Zero-shot generalization to novel composite tasks is enabled by frameworks such as MaestroMotif, which use LLM-driven skill interfaces, code policies, and intrinsic reward definitions. These systems can recombine previously trained skills in new task sequences by prompting LLMs with goal descriptions, achieving higher success rates on complex navigation and interaction benchmarks compared to both RL and non-RL baselines (Klissarov et al., 2024).

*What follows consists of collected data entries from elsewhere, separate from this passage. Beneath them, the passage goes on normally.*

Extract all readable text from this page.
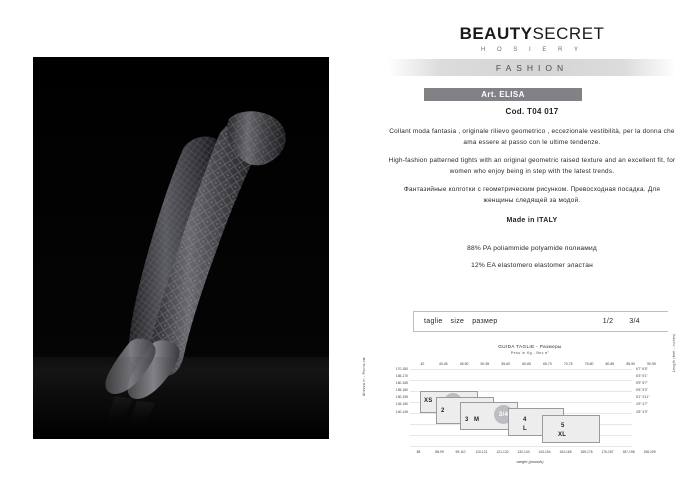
BEAUTYSECRET
H O S I E R Y
FASHION
Art. ELISA
Cod. T04 017
Collant moda fantasia , originale rilievo geometrico , eccezionale vestibilità, per la donna che ama essere al passo con le ultime tendenze.
High-fashion patterned tights with an original geometric raised texture and an excellent fit, for women who enjoy being in step with the latest trends.
Фантазийные колготки с геометрическим рисунком. Превосходная посадка. Для женщины следящей за модой.
Made in ITALY
88% PA poliammide polyamide полиамид
12% EA elastomero elastomer эластан
taglie size размер	1/2 3/4
GUIDA TAGLIE - Размеры
Peso in Kg - Вес в°
40	40-45	45-50	50-55	55-60	60-65	65-70	70-75	75-80	80-85	85-90	90-95
Altezza in - Росты см	170-180
165-170
160-165
155-160
150-155
145-150
140-145
Length (feet - inches)
6'7" 6'5"
6'3" 6'1"
5'9" 5'7"
5'5" 5'3"
5'1" 4'11"
4'9" 4'7"
4'5" 4'3"
XS
2
3 M
3/4
4
L	5
XL
88	88-99	99-110	110-121	121-132	132-143	143-154	154-165	165-176	176-187	187-198	198-209
weight (pounds)
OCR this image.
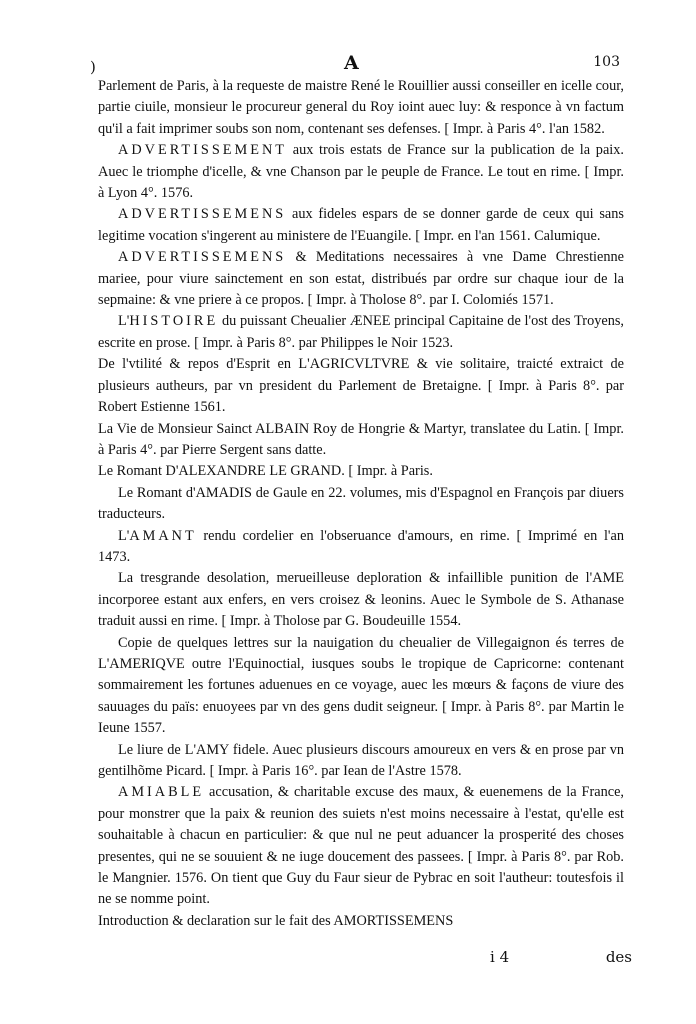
)	A	103

Parlement de Paris, à la requeste de maistre René le Rouillier aussi conseiller en icelle cour, partie ciuile, monsieur le procureur general du Roy ioint auec luy: & responce à vn factum qu'il a fait imprimer soubs son nom, contenant ses defenses. [ Impr. à Paris 4°. l'an 1582.

ADVERTISSEMENT aux trois estats de France sur la publication de la paix. Auec le triomphe d'icelle, & vne Chanson par le peuple de France. Le tout en rime. [ Impr. à Lyon 4°. 1576.

ADVERTISSEMENS aux fideles espars de se donner garde de ceux qui sans legitime vocation s'ingerent au ministere de l'Euangile. [ Impr. en l'an 1561. Calumique.

ADVERTISSEMENS & Meditations necessaires à vne Dame Chrestienne mariee, pour viure sainctement en son estat, distribués par ordre sur chaque iour de la sepmaine: & vne priere à ce propos. [ Impr. à Tholose 8°. par I. Colomiés 1571.

L'HISTOIRE du puissant Cheualier ÆNEE principal Capitaine de l'ost des Troyens, escrite en prose. [ Impr. à Paris 8°. par Philippes le Noir 1523.

De l'vtilité & repos d'Esprit en L'AGRICVLTVRE & vie solitaire, traicté extraict de plusieurs autheurs, par vn president du Parlement de Bretaigne. [ Impr. à Paris 8°. par Robert Estienne 1561.

La Vie de Monsieur Sainct ALBAIN Roy de Hongrie & Martyr, translatee du Latin. [ Impr. à Paris 4°. par Pierre Sergent sans datte.

Le Romant D'ALEXANDRE LE GRAND. [ Impr. à Paris.

Le Romant d'AMADIS de Gaule en 22. volumes, mis d'Espagnol en François par diuers traducteurs.

L'AMANT rendu cordelier en l'obseruance d'amours, en rime. [ Imprimé en l'an 1473.

La tresgrande desolation, merueilleuse deploration & infaillible punition de l'AME incorporee estant aux enfers, en vers croisez & leonins. Auec le Symbole de S. Athanase traduit aussi en rime. [ Impr. à Tholose par G. Boudeuille 1554.

Copie de quelques lettres sur la nauigation du cheualier de Villegaignon és terres de L'AMERIQVE outre l'Equinoctial, iusques soubs le tropique de Capricorne: contenant sommairement les fortunes aduenues en ce voyage, auec les mœurs & façons de viure des sauuages du païs: enuoyees par vn des gens dudit seigneur. [ Impr. à Paris 8°. par Martin le Ieune 1557.

Le liure de L'AMY fidele. Auec plusieurs discours amoureux en vers & en prose par vn gentilhõme Picard. [ Impr. à Paris 16°. par Iean de l'Astre 1578.

AMIABLE accusation, & charitable excuse des maux, & euenemens de la France, pour monstrer que la paix & reunion des suiets n'est moins necessaire à l'estat, qu'elle est souhaitable à chacun en particulier: & que nul ne peut aduancer la prosperité des choses presentes, qui ne se souuient & ne iuge doucement des passees. [ Impr. à Paris 8°. par Rob. le Mangnier. 1576. On tient que Guy du Faur sieur de Pybrac en soit l'autheur: toutesfois il ne se nomme point.

Introduction & declaration sur le fait des AMORTISSEMENS

i 4	des
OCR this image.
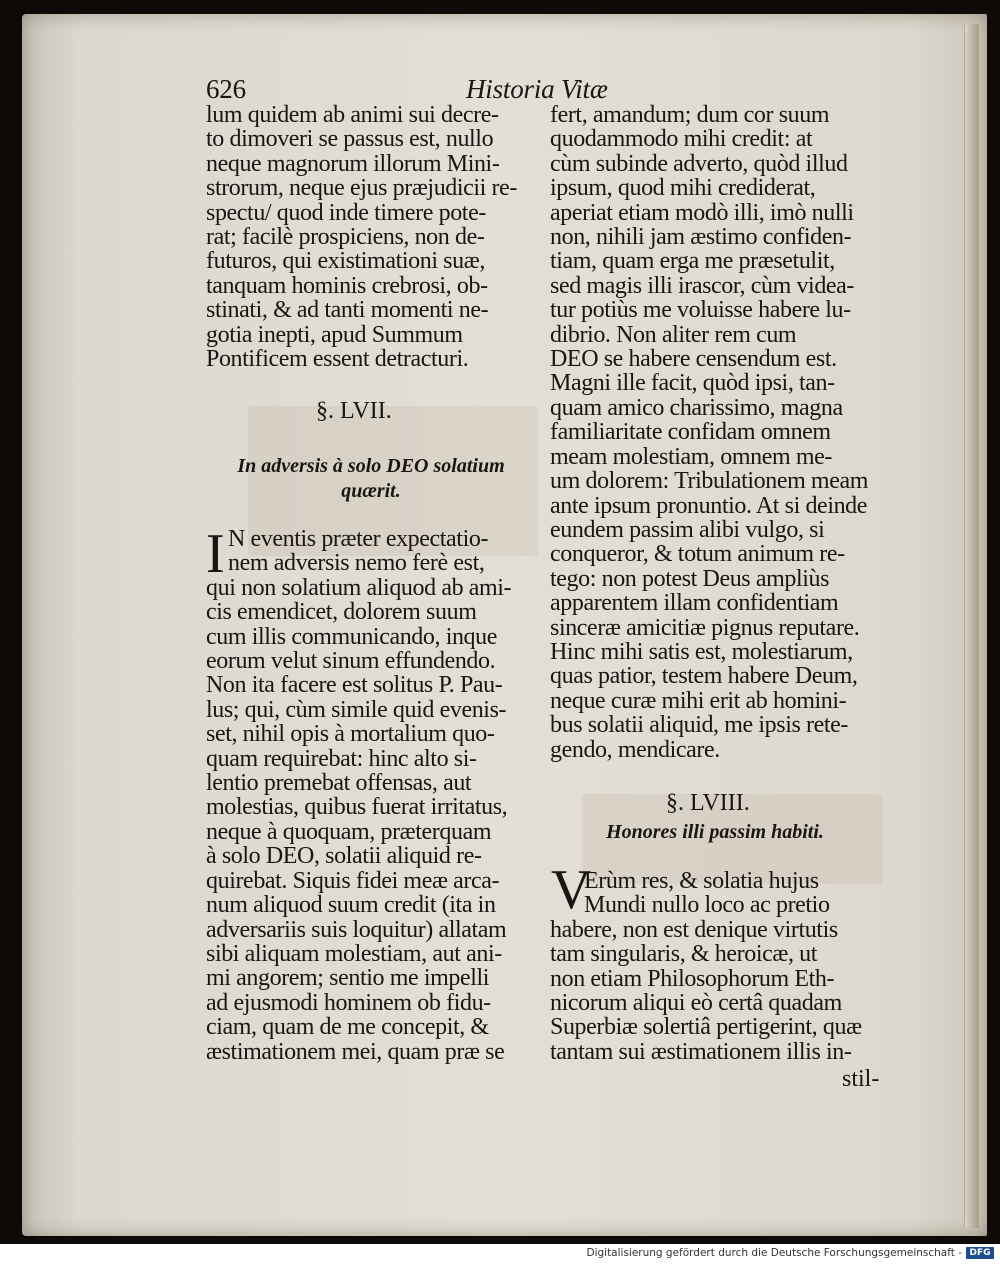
626	Historia Vitæ
lum quidem ab animi sui decre-
to dimoveri se passus est, nullo
neque magnorum illorum Mini-
strorum, neque ejus præjudicii re-
spectu/ quod inde timere pote-
rat; facilè prospiciens, non de-
futuros, qui existimationi suæ,
tanquam hominis crebrosi, ob-
stinati, & ad tanti momenti ne-
gotia inepti, apud Summum
Pontificem essent detracturi.
§. LVII.
In adversis à solo DEO solatium
quærit.
I N eventis præter expectatio-
nem adversis nemo ferè est,
qui non solatium aliquod ab ami-
cis emendicet, dolorem suum
cum illis communicando, inque
eorum velut sinum effundendo.
Non ita facere est solitus P. Pau-
lus; qui, cùm simile quid evenis-
set, nihil opis à mortalium quo-
quam requirebat: hinc alto si-
lentio premebat offensas, aut
molestias, quibus fuerat irritatus,
neque à quoquam, præterquam
à solo DEO, solatii aliquid re-
quirebat. Siquis fidei meæ arca-
num aliquod suum credit (ita in
adversariis suis loquitur) allatam
sibi aliquam molestiam, aut ani-
mi angorem; sentio me impelli
ad ejusmodi hominem ob fidu-
ciam, quam de me concepit, &
æstimationem mei, quam præ se
fert, amandum; dum cor suum
quodammodo mihi credit: at
cùm subinde adverto, quòd illud
ipsum, quod mihi crediderat,
aperiat etiam modò illi, imò nulli
non, nihili jam æstimo confiden-
tiam, quam erga me præsetulit,
sed magis illi irascor, cùm videa-
tur potiùs me voluisse habere lu-
dibrio. Non aliter rem cum
DEO se habere censendum est.
Magni ille facit, quòd ipsi, tan-
quam amico charissimo, magna
familiaritate confidam omnem
meam molestiam, omnem me-
um dolorem: Tribulationem meam
ante ipsum pronuntio. At si deinde
eundem passim alibi vulgo, si
conqueror, & totum animum re-
tego: non potest Deus ampliùs
apparentem illam confidentiam
sinceræ amicitiæ pignus reputare.
Hinc mihi satis est, molestiarum,
quas patior, testem habere Deum,
neque curæ mihi erit ab homini-
bus solatii aliquid, me ipsis rete-
gendo, mendicare.
§. LVIII.
Honores illi passim habiti.
V
Erùm res, & solatia hujus
Mundi nullo loco ac pretio
habere, non est denique virtutis
tam singularis, & heroicæ, ut
non etiam Philosophorum Eth-
nicorum aliqui eò certâ quadam
Superbiæ solertiâ pertigerint, quæ
tantam sui æstimationem illis in-
stil-
Digitalisierung gefördert durch die Deutsche Forschungsgemeinschaft - DFG
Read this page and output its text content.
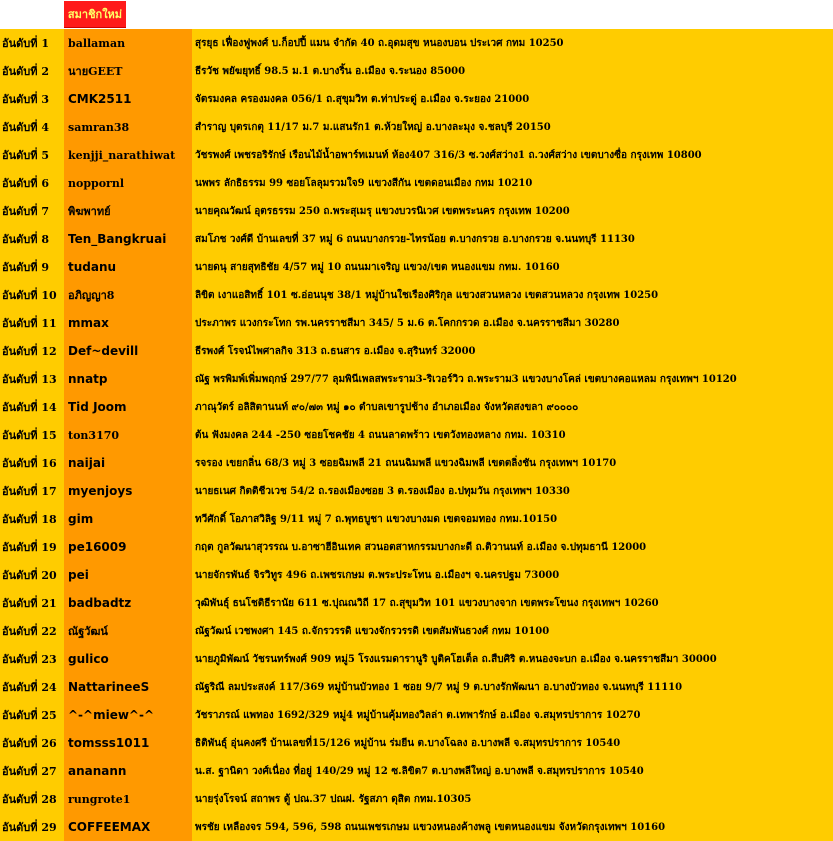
สมาชิกใหม่
อันดับที่ 1	ballaman	สุรยุธ เฟื่องฟูพงศ์ บ.ก็อปปี้ แมน จำกัด 40 ถ.อุดมสุข หนองบอน ประเวศ กทม 10250
อันดับที่ 2	นายGEET	ธีรวัช พยัฆยุทธิ์ 98.5 ม.1 ต.บางริ้น อ.เมือง จ.ระนอง 85000
อันดับที่ 3	CMK2511	จัตรมงคล ครองมงคล 056/1 ถ.สุขุมวิท ต.ท่าประดู่ อ.เมือง จ.ระยอง 21000
อันดับที่ 4	samran38	สำราญ บุตรเกตุ 11/17 ม.7 ม.แสนรัก1 ต.ห้วยใหญ่ อ.บางละมุง จ.ชลบุรี 20150
อันดับที่ 5	kenjji_narathiwat	วัชรพงศ์ เพชรอริรักษ์ เรือนไม้น้ำอพาร์ทเมนท์ ห้อง407 316/3 ซ.วงศ์สว่าง1 ถ.วงศ์สว่าง เขตบางซื่อ กรุงเทพ 10800
อันดับที่ 6	noppornl	นพพร ลักธิธรรม 99 ซอยโลลุมรวมใจ9 แขวงสีกัน เขตดอนเมือง กทม 10210
อันดับที่ 7	พิฆพาทย์	นายคุณวัฒน์ อุตรธรรม 250 ถ.พระสุเมรุ แขวงบวรนิเวศ เขตพระนคร กรุงเทพ 10200
อันดับที่ 8	Ten_Bangkruai	สมโภช วงศ์ดี บ้านเลขที่ 37 หมู่ 6 ถนนบางกรวย-ไทรน้อย ต.บางกรวย อ.บางกรวย จ.นนทบุรี 11130
อันดับที่ 9	tudanu	นายดนุ สายสุทธิชัย 4/57 หมู่ 10 ถนนมาเจริญ แขวง/เขต หนองแขม กทม. 10160
อันดับที่ 10	อภิญญา8	ลิขิต เงาแอสิทธิ์ 101 ซ.อ่อนนุช 38/1 หมู่บ้านใชเรืองศิริกุล แขวงสวนหลวง เขตสวนหลวง กรุงเทพ 10250
อันดับที่ 11 mmax	ประภาพร แวงกระโทก รพ.นครราชสีมา 345/ 5 ม.6 ต.โคกกรวด อ.เมือง จ.นครราชสีมา 30280
อันดับที่ 12 Def~devill	ธีรพงศ์ โรจน์ไพศาลกิจ 313 ถ.ธนสาร อ.เมือง จ.สุรินทร์ 32000
อันดับที่ 13 nnatp	ณัฐ พรพิมพ์เพิ่มพฤกษ์ 297/77 ลุมพินีเพลสพระราม3-ริเวอร์วิว ถ.พระราม3 แขวงบางโคล่ เขตบางคอแหลม กรุงเทพฯ 10120
อันดับที่ 14 Tid Joom	ภาณุวัตร์ อลิสิตานนท์ ๙๐/๗๓ หมู่ ๑๐ ตำบลเขารูปช้าง อำเภอเมือง จังหวัดสงขลา ๙๐๐๐๐
อันดับที่ 15	ton3170	ต้น ฟังมงคล 244 -250 ซอยโชคชัย 4 ถนนลาดพร้าว เขตวังทองหลาง กทม. 10310
อันดับที่ 16 naijai	รจรอง เขยกลิ่น 68/3 หมู่ 3 ซอยฉิมพลี 21 ถนนฉิมพลี แขวงฉิมพลี เขตตลิ่งชัน กรุงเทพฯ 10170
อันดับที่ 17 myenjoys	นายธเนศ กิตติชีวเวช 54/2 ถ.รองเมืองซอย 3 ต.รองเมือง อ.ปทุมวัน กรุงเทพฯ 10330
อันดับที่ 18 gim	ทวีศักดิ์ โอภาสวิลิฐ 9/11 หมู่ 7 ถ.พุทธบูชา แขวงบางมด เขตจอมทอง กทม.10150
อันดับที่ 19 pe16009	กฤต กูลวัฒนาสุวรรณ บ.อาซาฮีอินเทค สวนอตสาหกรรมบางกะดี ถ.ติวานนท์ อ.เมือง จ.ปทุมธานี 12000
อันดับที่ 20 pei	นายจักรพันธ์ จิรวิทูร 496 ถ.เพชรเกษม ต.พระประโทน อ.เมืองฯ จ.นครปฐม 73000
อันดับที่ 21 badbadtz	วุฒิพันธุ์ ธนโชติธีรานัย 611 ซ.ปุณณวิถี 17 ถ.สุขุมวิท 101 แขวงบางจาก เขตพระโขนง กรุงเทพฯ 10260
อันดับที่ 22	ณัฐวัฒน์	ณัฐวัฒน์ เวชพงศา 145 ถ.จักรวรรดิ แขวงจักรวรรดิ เขตสัมพันธวงศ์ กทม 10100
อันดับที่ 23 gulico	นายภูมิพัฒน์ วัชรนทร์พงศ์ 909 หมู่5 โรงแรมดารานูริ บูติคโฮเต็ล ถ.สืบศิริ ต.หนองจะบก อ.เมือง จ.นครราชสีมา 30000
อันดับที่ 24 NattarineeS	ณัฐริณี ลมประสงค์ 117/369 หมู่บ้านบัวทอง 1 ซอย 9/7 หมู่ 9 ต.บางรักพัฒนา อ.บางบัวทอง จ.นนทบุรี 11110
อันดับที่ 25 ^-^miew^-^	วัชราภรณ์ แพทอง 1692/329 หมู่4 หมู่บ้านคุ้มทองวิลล่า ต.เทพารักษ์ อ.เมือง จ.สมุทรปราการ 10270
อันดับที่ 26 tomsss1011	ธิติพันธุ์ อุ่นคงศรี บ้านเลขที่15/126 หมู่บ้าน ร่มยีน ต.บางโฉลง อ.บางพลี จ.สมุทรปราการ 10540
อันดับที่ 27 ananann	น.ส. ฐานิดา วงศ์เนื่อง ที่อยู่ 140/29 หมู่ 12 ซ.ลิขิต7 ต.บางพลีใหญ่ อ.บางพลี จ.สมุทรปราการ 10540
อันดับที่ 28	rungrote1	นายรุ่งโรจน์ สถาพร ตู้ ปณ.37 ปณฝ. รัฐสภา ดุสิต กทม.10305
อันดับที่ 29 COFFEEMAX	พรชัย เหลืองจร 594, 596, 598 ถนนเพชรเกษม แขวงหนองค้างพลู เขตหนองแขม จังหวัดกรุงเทพฯ 10160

7. Open Problems, Research Directions, and Community Insights

Despite marked progress, NLE remains an unsolved grand challenge for RL/IL, illustrating the current limits of scalable, autonomous decision-making. Key difficulty factors include:

Sparse and multi-stage rewards: Score increases and critical events are infrequent and often delayed thousands of steps.
Partial, multi-modal observations: State estimation and message parsing are essential for survival and planning.
Procedural variability and combinatorial growth: No two episodes are alike; successful policies must generalize structurally, not memorize.
Hierarchical competence requirements: Multi-step skills (food management, curse identification, puzzle solving) must be learned or supplied a priori.

Symbolic agents and hybrids built on explicit strategy stacks (AutoAscend, RAPH, LuckyMera) still outperform even the best large-scale neural policies by factors of $2\times$ – $4\times$ in median score (Hambro et al., 2022, Piterbarg et al., 2023, Tuyls et al., 2023). Scaling data and model size (behavioral cloning) yields predictable returns (clean power laws), but falls short of true expert play—forecasting human-level performance implies needing billions of parameters and trillions of samples (Tuyls et al., 2023).

Recent advances in LLM-based skill learning, modularity, and reward synthesis illustrate the promise of integrating symbolic, neural, and language-centric paradigms. Efficient sample reuse (offline pre-training), compositional skill discovery, and robust knowledge transfer/retention are active research areas that directly benefit from NLE's structural challenges (Klissarov et al., 2024, Mazoure et al., 2023, Wołczyk et al., 2024).

NLE serves as a canonical, reproducible testbed for studying systematic generalization, long-horizon planning, safe reinforcement learning, and hierarchical competence—offering a powerful, computationally accessible alternative to larger-scale simulators without sacrificing scientific rigor (Küttler et al., 2020, Hambro et al., 2022).